A problem arose: these tools are in the C++ toolchain, and I’m not proficient in C++. So, I switched to Rust. This was the start of all troubles…

A Path That Seems Simple

Rust lacks an automatic differentiation library for second-order Hessians. SymPy can generate Rust code, but it’s buggy. I started with symbolic code generation, creating Symars.

SymPy’s symbolic expressions are tree-structured. Code generation involves depth-first traversal: compute child expressions, then the current node’s expression.

Trying the Untrodden Path Again

To address this, I revisited automatic differentiation, aiming to adapt TinyAD for Rust.

Two Ways to Walk the Same Path

Initially, I considered two approaches:

Write FFI bindings, as I don’t know C++ well.
Replicate TinyAD’s logic.

Examining the codebase, I found the core logic was 1000 lines — manageable to replicate. Thus, Raddy was born.
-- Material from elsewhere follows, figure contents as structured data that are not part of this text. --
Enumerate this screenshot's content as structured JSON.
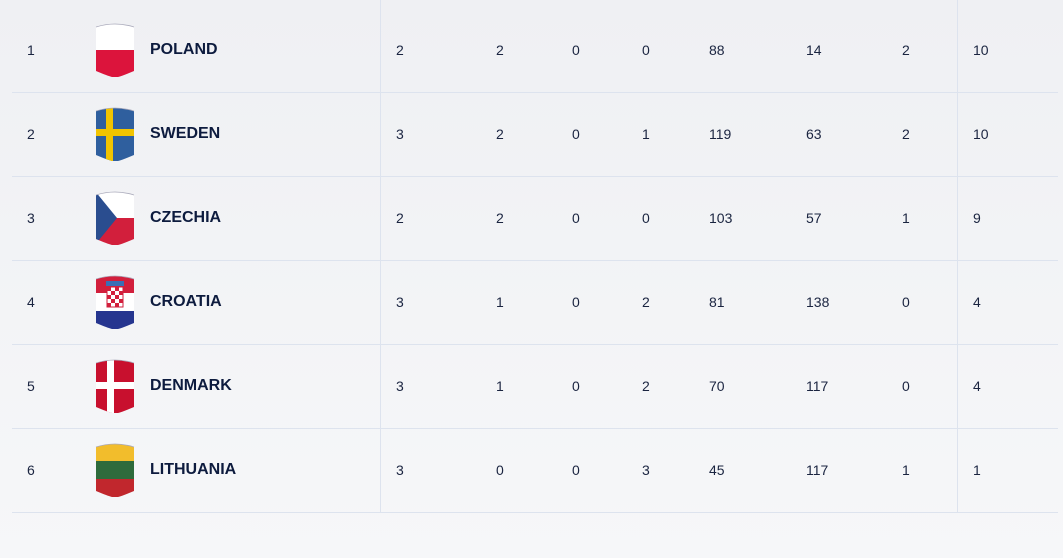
{
  "standings": [
    {
      "rank": "1",
      "country": "POLAND",
      "flag": "poland",
      "cols": [
        "2",
        "2",
        "0",
        "0",
        "88",
        "14",
        "2",
        "10"
      ]
    },
    {
      "rank": "2",
      "country": "SWEDEN",
      "flag": "sweden",
      "cols": [
        "3",
        "2",
        "0",
        "1",
        "119",
        "63",
        "2",
        "10"
      ]
    },
    {
      "rank": "3",
      "country": "CZECHIA",
      "flag": "czechia",
      "cols": [
        "2",
        "2",
        "0",
        "0",
        "103",
        "57",
        "1",
        "9"
      ]
    },
    {
      "rank": "4",
      "country": "CROATIA",
      "flag": "croatia",
      "cols": [
        "3",
        "1",
        "0",
        "2",
        "81",
        "138",
        "0",
        "4"
      ]
    },
    {
      "rank": "5",
      "country": "DENMARK",
      "flag": "denmark",
      "cols": [
        "3",
        "1",
        "0",
        "2",
        "70",
        "117",
        "0",
        "4"
      ]
    },
    {
      "rank": "6",
      "country": "LITHUANIA",
      "flag": "lithuania",
      "cols": [
        "3",
        "0",
        "0",
        "3",
        "45",
        "117",
        "1",
        "1"
      ]
    }
  ]
}
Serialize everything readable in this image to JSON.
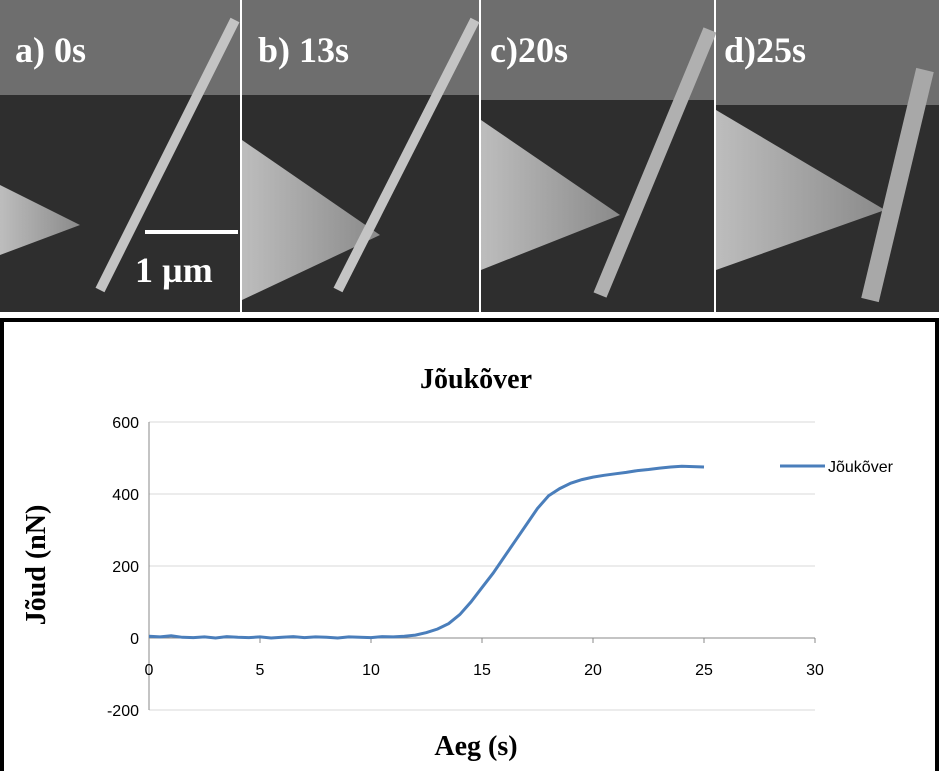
{
  "panels": {
    "labels": [
      "a) 0s",
      "b) 13s",
      "c)20s",
      "d)25s"
    ],
    "scale_bar": "1 µm"
  },
  "chart_data": {
    "type": "line",
    "title": "Jõukõver",
    "x_label": "Aeg (s)",
    "y_label": "Jõud (nN)",
    "x": [
      0,
      0.5,
      1,
      1.5,
      2,
      2.5,
      3,
      3.5,
      4,
      4.5,
      5,
      5.5,
      6,
      6.5,
      7,
      7.5,
      8,
      8.5,
      9,
      9.5,
      10,
      10.5,
      11,
      11.5,
      12,
      12.5,
      13,
      13.5,
      14,
      14.5,
      15,
      15.5,
      16,
      16.5,
      17,
      17.5,
      18,
      18.5,
      19,
      19.5,
      20,
      20.5,
      21,
      21.5,
      22,
      22.5,
      23,
      23.5,
      24,
      24.5,
      25
    ],
    "series": [
      {
        "name": "Jõukõver",
        "color": "#4a7ebb",
        "values": [
          5,
          3,
          6,
          2,
          1,
          3,
          0,
          4,
          2,
          1,
          3,
          0,
          2,
          4,
          1,
          3,
          2,
          0,
          3,
          2,
          1,
          4,
          3,
          5,
          8,
          15,
          25,
          40,
          65,
          100,
          140,
          180,
          225,
          270,
          315,
          360,
          395,
          415,
          430,
          440,
          447,
          452,
          456,
          460,
          465,
          468,
          472,
          475,
          477,
          476,
          475
        ]
      }
    ],
    "xlim": [
      0,
      30
    ],
    "xticks": [
      0,
      5,
      10,
      15,
      20,
      25,
      30
    ],
    "ylim": [
      -200,
      600
    ],
    "yticks": [
      -200,
      0,
      200,
      400,
      600
    ],
    "grid": true,
    "legend": "right"
  }
}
Symbolic diff & Codegen: Implementation

Implementation details:

Each scalar in the differentiation chain carries a gradient and Hessian, increasing memory overhead. I avoided implementing the Copy trait, requiring explicit cloning.
Operator traits between (&)Type and (&)Type (four combinations) required repetitive code. I used Python scripts for simple string concatenation.
Testing: I verified derivatives by generating symbolic grad and hessian code with Symars, cross-validating against Raddy’s results.

What about sparse matrices

Dense matrices store adjacent values contiguously, but sparse matrices don’t. I implemented sparse Hessian assembly:

Define a problem via the Objective<N> trait:

impl Objective<4> for SpringEnergy {
    type EvalArgs = f64; // restlength
    fn eval(&self, variables: &advec<4, 4>, restlen: &Self::EvalArgs) -> Ad<4> {
        let p1 = advec::<4, 2>::new(variables[0].clone(), variables[1].clone());
        let p2 = advec::<4, 2>::new(variables[2].clone(), variables[3].clone());
        let len = (p2 - p1).norm();
        let e = make::val(0.5 * self.k) * (len - make::val(*restlen)).powi(2);
        e
    }
}

Specify input components’ indices.
Automatically assemble sparse grad and hess.
Manually sum multiple grad and hess.

Before tests, Raddy was 2.2k lines; after, it ballooned to 18k lines, showing LOC is a poor metric.

Finally, I wrote a demo for fun and as an example.

Conclusion

Gains:

Learned how automatic differentiation works.
First time using AI for documentation.
Happiness!